C est là un fait qui ne peut être dissocié du déclin du soutien officiel arabe et islamique à la cause palestinienne, et qui est bien sûr lié aux mauvais choix politiques que l’autorité a fait à travers les négociations et les compromis aux dépens de la résistance et de l’affrontement avec l’occupant. Nous, au sein du mouvement Hamas nous nous rendons compte que l’essence de la division dans la scène intérieure palestinienne est due à la divergence qui existe dans les programmes de libération des deux parties palestiniennes à savoir le projet de résistance global, auquel nous croyons fermement et autour duquel nous appelons tous les palestiniens a se réunir, et le projet de règlement politique que l’OLP privilégie.

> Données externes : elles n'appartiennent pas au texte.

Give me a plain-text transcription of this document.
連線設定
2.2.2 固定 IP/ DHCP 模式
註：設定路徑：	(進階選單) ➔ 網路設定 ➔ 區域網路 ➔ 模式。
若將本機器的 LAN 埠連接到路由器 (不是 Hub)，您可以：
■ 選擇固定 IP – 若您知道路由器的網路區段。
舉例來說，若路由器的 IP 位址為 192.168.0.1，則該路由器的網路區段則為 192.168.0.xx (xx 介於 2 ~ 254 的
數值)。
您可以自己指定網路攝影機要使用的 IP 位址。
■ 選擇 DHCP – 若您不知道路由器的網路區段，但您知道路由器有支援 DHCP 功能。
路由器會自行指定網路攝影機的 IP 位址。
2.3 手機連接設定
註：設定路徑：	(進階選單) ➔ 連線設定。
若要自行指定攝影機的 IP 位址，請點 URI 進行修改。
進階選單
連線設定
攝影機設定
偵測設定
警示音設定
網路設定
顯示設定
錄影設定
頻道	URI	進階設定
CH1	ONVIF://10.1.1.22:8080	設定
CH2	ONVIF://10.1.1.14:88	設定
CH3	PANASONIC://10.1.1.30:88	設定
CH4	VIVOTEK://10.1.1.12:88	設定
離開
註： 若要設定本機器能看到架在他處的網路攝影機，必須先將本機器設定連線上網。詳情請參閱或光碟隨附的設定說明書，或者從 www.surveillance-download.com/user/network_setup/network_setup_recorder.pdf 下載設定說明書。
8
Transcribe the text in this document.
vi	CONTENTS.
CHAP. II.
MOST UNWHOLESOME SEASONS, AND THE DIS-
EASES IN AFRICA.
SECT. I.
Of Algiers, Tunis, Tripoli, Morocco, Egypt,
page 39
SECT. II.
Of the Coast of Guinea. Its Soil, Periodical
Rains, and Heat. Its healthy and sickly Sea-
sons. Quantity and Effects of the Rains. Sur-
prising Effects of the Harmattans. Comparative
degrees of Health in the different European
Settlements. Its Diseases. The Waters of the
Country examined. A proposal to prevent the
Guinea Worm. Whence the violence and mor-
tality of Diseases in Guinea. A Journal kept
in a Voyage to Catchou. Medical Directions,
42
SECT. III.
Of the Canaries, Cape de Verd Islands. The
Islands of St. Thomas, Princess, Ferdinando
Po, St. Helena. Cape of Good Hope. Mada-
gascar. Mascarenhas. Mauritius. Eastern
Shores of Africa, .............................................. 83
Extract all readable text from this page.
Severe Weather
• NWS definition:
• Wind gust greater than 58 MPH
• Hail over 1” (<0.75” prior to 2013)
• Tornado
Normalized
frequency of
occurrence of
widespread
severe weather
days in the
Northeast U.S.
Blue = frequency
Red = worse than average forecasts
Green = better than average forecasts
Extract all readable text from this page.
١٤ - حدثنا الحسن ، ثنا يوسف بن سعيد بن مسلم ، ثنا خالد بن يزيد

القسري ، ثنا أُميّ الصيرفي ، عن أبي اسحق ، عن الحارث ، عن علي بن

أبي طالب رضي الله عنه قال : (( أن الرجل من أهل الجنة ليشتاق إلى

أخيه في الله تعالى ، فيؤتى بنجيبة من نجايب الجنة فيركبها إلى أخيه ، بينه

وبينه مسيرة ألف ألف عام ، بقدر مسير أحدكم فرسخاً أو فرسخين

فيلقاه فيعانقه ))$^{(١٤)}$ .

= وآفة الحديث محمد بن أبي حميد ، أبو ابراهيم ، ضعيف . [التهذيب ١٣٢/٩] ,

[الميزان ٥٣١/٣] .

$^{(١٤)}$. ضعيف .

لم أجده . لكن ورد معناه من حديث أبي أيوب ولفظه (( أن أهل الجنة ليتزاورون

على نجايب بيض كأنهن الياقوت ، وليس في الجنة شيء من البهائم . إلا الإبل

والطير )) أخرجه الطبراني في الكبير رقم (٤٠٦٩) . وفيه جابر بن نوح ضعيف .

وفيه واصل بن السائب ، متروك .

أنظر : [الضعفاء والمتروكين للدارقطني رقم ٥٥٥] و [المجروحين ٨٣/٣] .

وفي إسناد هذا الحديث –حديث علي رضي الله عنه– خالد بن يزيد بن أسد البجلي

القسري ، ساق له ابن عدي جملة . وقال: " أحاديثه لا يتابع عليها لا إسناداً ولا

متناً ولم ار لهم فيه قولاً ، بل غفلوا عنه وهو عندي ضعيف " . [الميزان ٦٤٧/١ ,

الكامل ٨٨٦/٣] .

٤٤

Nous réalisons également qu’en même temps, nous sommes dans un projet libération nationale et nous ne pouvons pas avancer dans le processus de libération alors que le front intérieur est divisé. A cet égard, le mouvement réaffirme sa vision stratégique basée sur la nécessité de réorganiser la maison palestinienne interne sur des fondations démocratiques consensuelles qui aboutissent à un partenariat dans la gestion de la décision palestinienne et ouvrent le chemin de la libération au niveau de l’OLP et des institutions de l’autorité.

De ce point de vue, le mouvement Hamas a pris hier l’initiative de surmonter de son coté les derniers obstacles qui entravent la tenue des élections législatives (l’Autorité palestinienne), et présidentielle ainsi que celle d’un Conseil national palestinien (l’OLP), et ce en annonçant qu’il acceptait de tenir les scrutins successivement, comme l’a exigé le président Abu Mazen.

Auparavant le mouvement préférait la tenue des trois élections en parallèle et simultanément, en estimant que cela renforcerait la crédibilité et la fiabilité des partis sceptiques, et que la synchronisation faciliterait la tâche a notre peuple à la lumière des conditions de sécurité imposées par l’occupation et du contexte de l’épidémie de virus Corona. Nous espérons que les dirigeants du Fatah et l’autorité de Ramallah saisiront cette occasion et entameront des pas sérieux et réels vers la réconciliation qui mèneront à l’établissement d’un système politique palestinien unitaire auquel tous participeront.